You could simply use Bravo to time-stamp your document to obtain a new time-stamp certificate for it. Al­­though the new certificate would be completely invulnerable to attacks on SHA-1, it would also be completely useless as proof your document existed in 2002.Instead, you might use Bravo to time-stamp your Acme certificate, saving both the new Bravo certificate and the old Acme certificate along with your document, and have verifiers of your document’s integrity check both of the certificates.

But this approach would still be vulnerable to the later existence of a devastating attack on SHA-1. Suppose it becomes possible later to find a document different from yours — maybe even one that looks the same as your document with a small incriminating change to one of the words — that has the same SHA-1 hash value as your document does. (This is not likely to happen any time soon, but it’s crucial to avoid as many conceivable failures as possible.) Because the only link between your document and its Acme time-stamp certificate is by way of its SHA-1 hash value, the combination of the two certificates would be no better at proving the 2002 date for your document than it would be for the newly computed colliding document.

The solution is to make a compound time-stamping request to Bravo, asking for a new time-stamp certificate for the combination of both your original document and its Acme certificate.
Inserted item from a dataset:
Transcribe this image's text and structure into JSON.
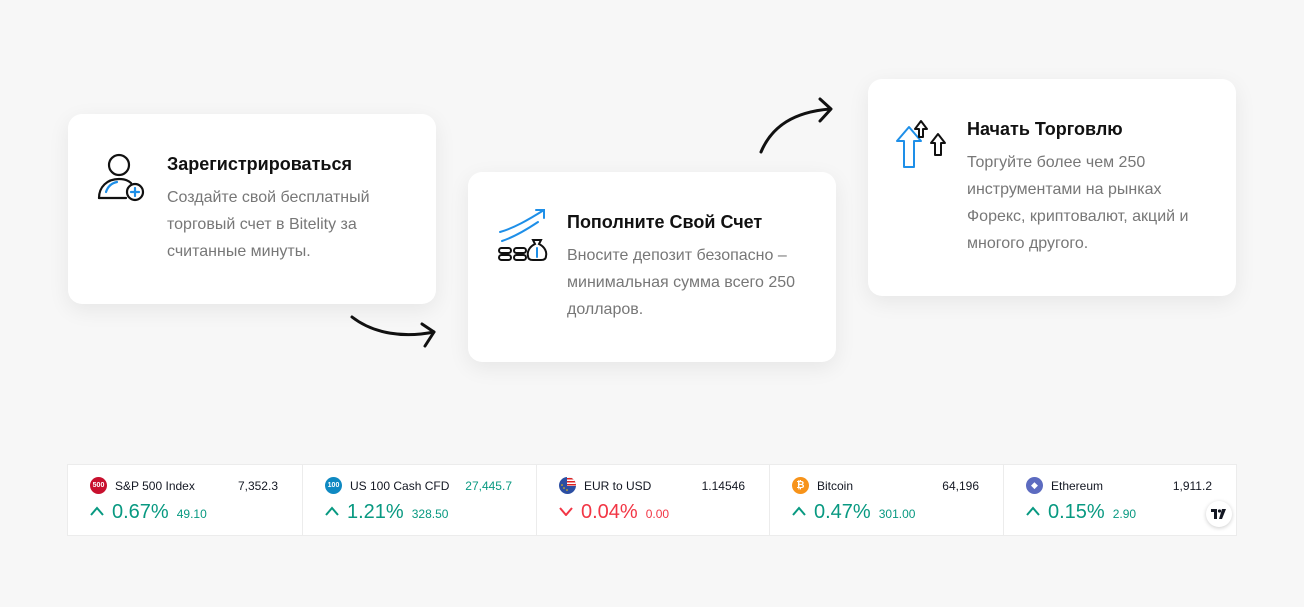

This new certificate should be saved, of course, along with the document and the old certificate, and full verification of the integrity of your document requires, in turn, both systems’ verification procedures.

Why It Works

Suppose that a catastrophic attack on SHA-1 is indeed discovered and announced in 2010, and that in the meantime SHA-256 is still regarded as a secure one-way hash function.

The Bravo certificate provides evidence that both your document and its Acme certificate existed at a time, in spring 2007, when the Acme certificate was trustworthy. And by virtue of its trustworthiness in 2007, it would make sense in 2010 to trust the Acme certificate’s assertion that your document existed in December 2002. Thus, you have successfully “renewed” your document’s time-stamp certificate.Notice that the security offered by this renewal process depends on the arguably questionable assumption that SHA-1 was not compromised until a definite time after you applied Bravo’s time-stamping system, which uses SHA-256. In practice, this is not an unreasonable assumption.

Advances in cryptanalytic attacks on hash functions typically proceed incrementally, and well before a hash function is completely broken, fielded systems can swap in a new hash function. The computer security community is doing exactly this right now, following the recommendations of NIST.